Palin herself told Vogue magazine, "A reporter once asked me about it [her appearance] during the campaign, and I assured him I was trying to be as frumpy as I could by wearing my hair on top of my head and these schoolmarm glasses."
While each woman approaches fashion from a different angle, all three exude strength and confidence in the way they dress.
To find out more about what the clothes say about the women, ABCNews.com spoke to Jennifer Goodkind and Jayne Chase, the co-hosts of the radio show A Fashionable Life, which airs on WGCH 1490-AM in Greenwich, Conn., as well as the Web.
Sarah Palin
Chase: She said she's a hockey mom and the only difference between a hockey mom and a pit bull is lipstick. I'm a hockey mom, and by and large that's a serious Polar Tech crowd. She said it, lipstick is probably the only fashiony thing she has an interest in. Fashion is not a part of her program or her package.

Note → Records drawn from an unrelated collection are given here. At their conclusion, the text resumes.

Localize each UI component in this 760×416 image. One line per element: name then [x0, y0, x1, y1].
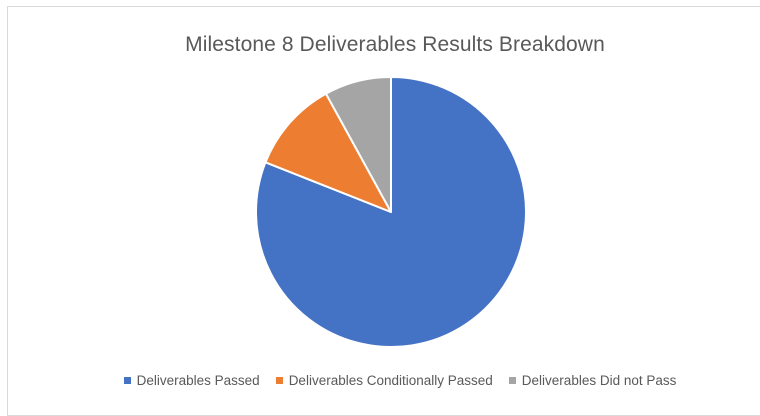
pie-slice-deliverables-did-not-pass — [324, 76, 392, 213]
pie-slice-deliverables-conditionally-passed — [264, 92, 392, 213]
chart-title: Milestone 8 Deliverables Results Breakdo… — [185, 33, 605, 56]
legend-label-conditionally-passed: Deliverables Conditionally Passed — [288, 373, 493, 388]
legend-swatch-conditionally-passed — [275, 377, 283, 384]
legend-item-conditionally-passed: Deliverables Conditionally Passed — [275, 373, 493, 388]
legend-label-did-not-pass: Deliverables Did not Pass — [521, 373, 677, 388]
legend-item-passed: Deliverables Passed — [123, 373, 260, 388]
chart-legend: Deliverables Passed Deliverables Conditi… — [0, 373, 760, 388]
legend-swatch-did-not-pass — [508, 377, 516, 384]
legend-swatch-passed — [123, 377, 131, 384]
legend-label-passed: Deliverables Passed — [136, 373, 260, 388]
legend-item-did-not-pass: Deliverables Did not Pass — [508, 373, 677, 388]
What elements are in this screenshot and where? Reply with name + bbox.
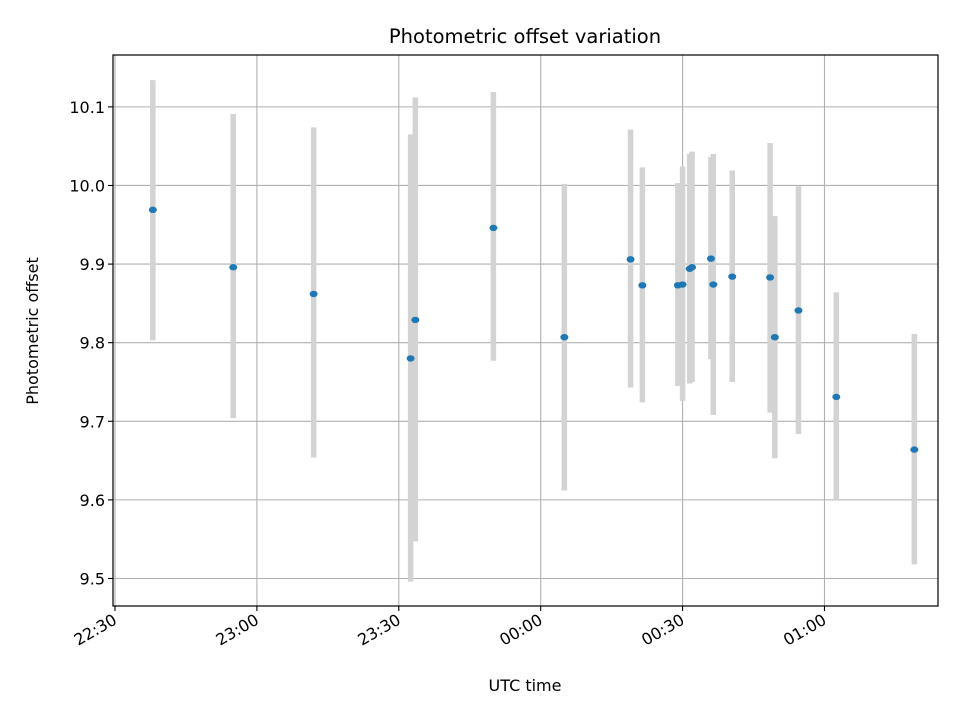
data-point: [678, 281, 687, 288]
data-point: [411, 316, 420, 324]
data-point: [709, 281, 718, 288]
y-tick-label: 9.6: [80, 491, 105, 510]
data-point: [626, 256, 635, 263]
y-tick-label: 9.8: [80, 334, 105, 353]
data-point: [638, 282, 647, 289]
data-point: [832, 393, 841, 401]
y-axis-title: Photometric offset: [23, 257, 42, 405]
data-point: [770, 333, 779, 341]
data-point: [728, 273, 737, 280]
data-point: [560, 333, 569, 341]
y-tick-label: 10.0: [69, 176, 105, 195]
data-point: [688, 264, 697, 271]
data-point: [910, 446, 919, 453]
data-point: [489, 224, 498, 232]
data-point: [794, 307, 803, 314]
data-point: [309, 290, 318, 298]
y-tick-label: 9.7: [80, 412, 105, 431]
data-point: [766, 274, 775, 281]
x-axis-title: UTC time: [489, 676, 562, 695]
y-tick-label: 9.5: [80, 569, 105, 588]
data-point: [148, 206, 157, 214]
data-point: [406, 355, 415, 362]
plot-frame: [112, 54, 939, 607]
chart-title: Photometric offset variation: [389, 25, 661, 48]
data-point: [229, 264, 238, 271]
point-layer: [148, 206, 919, 453]
y-tick-label: 9.9: [80, 255, 105, 274]
data-point: [706, 255, 715, 262]
y-tick-label: 10.1: [69, 98, 105, 117]
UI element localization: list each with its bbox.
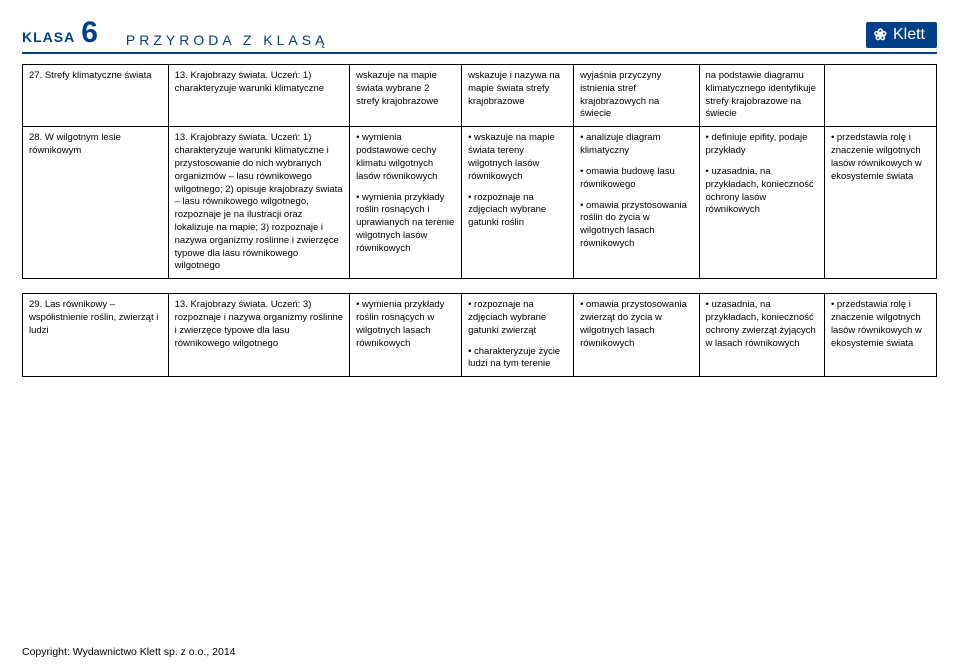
class-word: KLASA bbox=[22, 29, 75, 45]
bullet-item: • uzasadnia, na przykładach, konieczność… bbox=[706, 166, 818, 217]
class-number: 6 bbox=[81, 18, 98, 48]
cell-standard: 13. Krajobrazy świata. Uczeń: 1) charakt… bbox=[168, 127, 349, 279]
bullet-item: • omawia budowę lasu równikowego bbox=[580, 166, 692, 192]
cell-level: • przedstawia rolę i znaczenie wilgotnyc… bbox=[824, 294, 936, 377]
curriculum-table-2: 29. Las równikowy – współistnienie rośli… bbox=[22, 293, 937, 377]
bullet-item: • wymienia przykłady roślin rosnących i … bbox=[356, 192, 455, 256]
copyright-footer: Copyright: Wydawnictwo Klett sp. z o.o.,… bbox=[22, 646, 236, 658]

Goodkind: She let her hair down last night but it was still very contrived. It was a "downdo." She has that agenda of appealing to every woman schlepping her kids to school. Fashion is not going to be the focal point for her or her campaign, for that matter. If she gets too glammed up, she's going to move away from the voice that's her strength. Still, she should lose the schoolmarm glasses and trade them in for a modern frame, lose the "updo" and go for a haircut that has movement and frames her beautiful face. She has a lot to work with. Play up, never play down.